Immunosenescence of CD4+ T cells in male homosexual patients with HIV-1
infection
Abstract
The average lifespan of HIV-infected subjects remains shorter compared
to uninfected individuals. Immunosenescence may be responsible for this
difference despite effective antiretroviral therapy (ART) with
successful viral suppression. Here, we evaluated the effects of HIV and
ART exposure on T cell aging in male homosexual HIV subjects. CD4+ T
cell activation (HLA-DR+) and senescence (CD57+) markers were analyzed
by flow cytometry, and telomere length was quantified by real-time PCR.

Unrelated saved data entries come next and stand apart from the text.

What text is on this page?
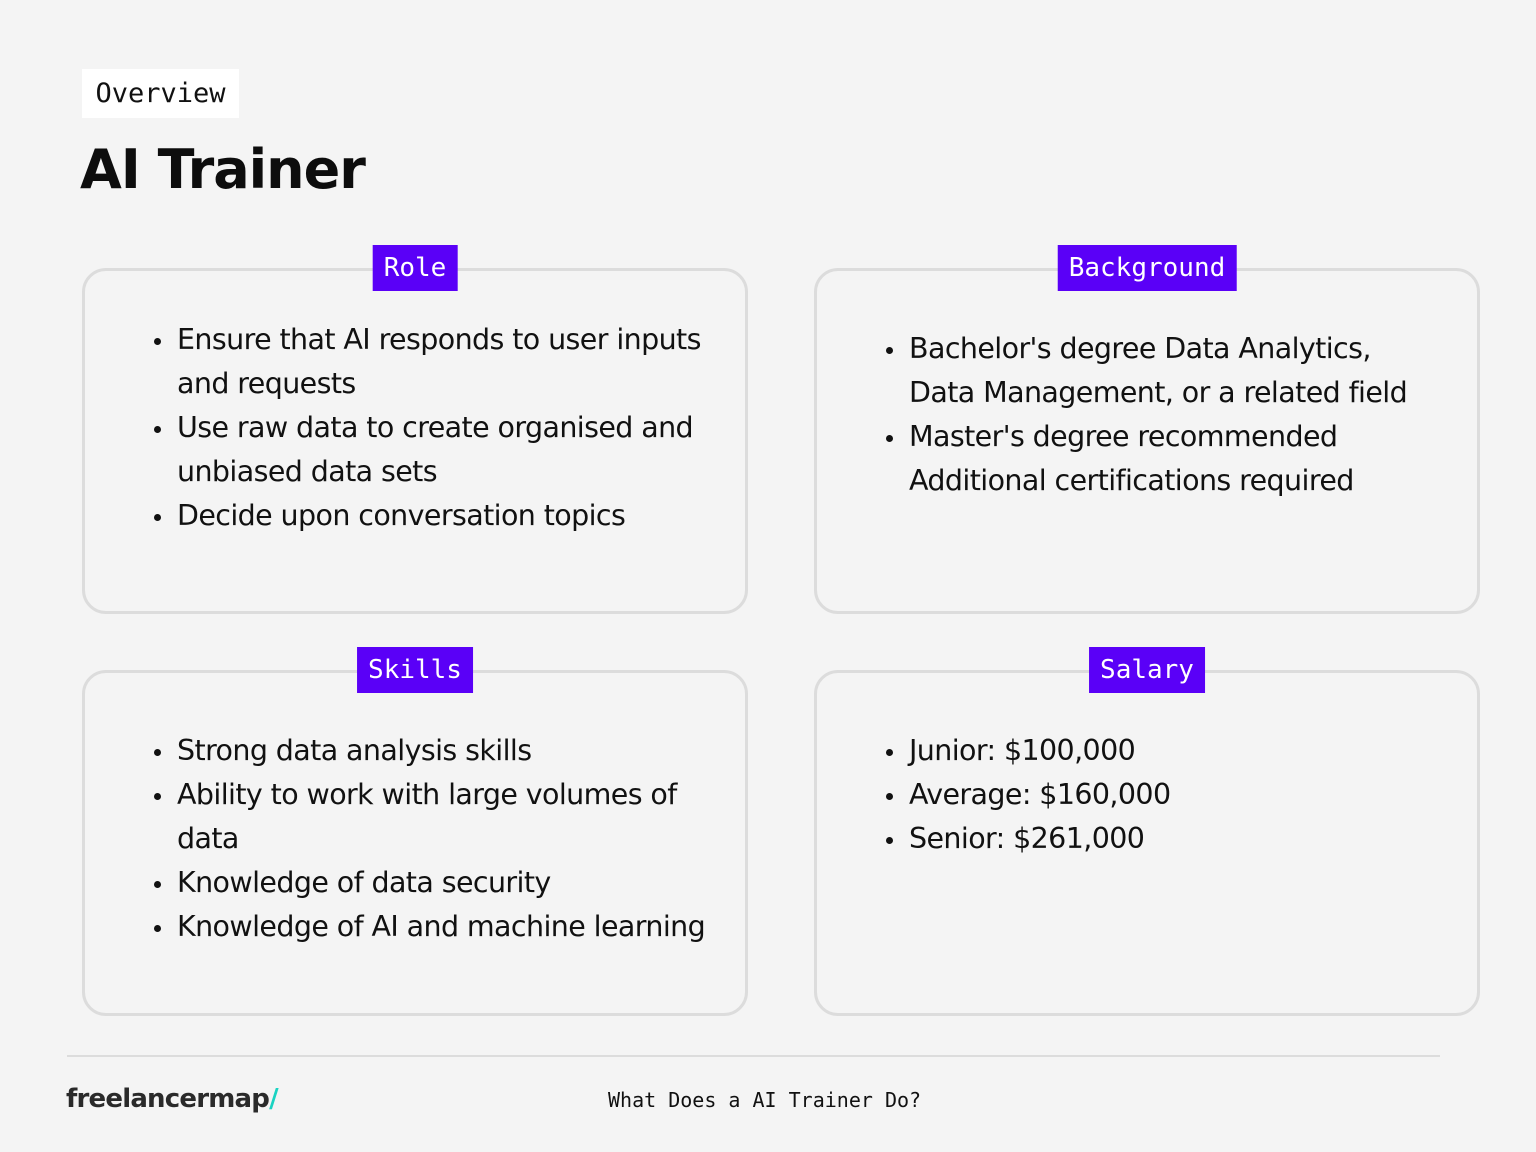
Overview
AI Trainer
Role
Ensure that AI responds to user inputs and requests
Use raw data to create organised and unbiased data sets
Decide upon conversation topics
Background
Bachelor's degree Data Analytics, Data Management, or a related field
Master's degree recommended Additional certifications required
Skills
Strong data analysis skills
Ability to work with large volumes of data
Knowledge of data security
Knowledge of AI and machine learning
Salary
Junior: $100,000
Average: $160,000
Senior: $261,000
freelancermap/	What Does a AI Trainer Do?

Specifically, we observed an increase in activation and senescence
markers on total CD4+ T cell populations in HIV-infected subjects. We
also observed a reduction in senescence markers on terminally
differentiated memory T(TemRA) cells and activation markers on central
memory T(TCM), effector memory T(TEM), and TemRA cells in ART-treated
HIV subjects. Furthermore, we also observed an extension of telomere
length in memory CD4+ T cells, rather than naive CD4+ T cells, after
viral control by ART. Our results indicate that HIV-infected patients
exhibit a premature T cell aging phenotype with accelerated immune
senescence. Partial recovery of immune senescence and differentiation
aberrances is achieved in CD4+ T cells in HIV patients on ART. Overall,
these results suggest that HIV infection, rather than ART exposure,
influences the T cell aging process.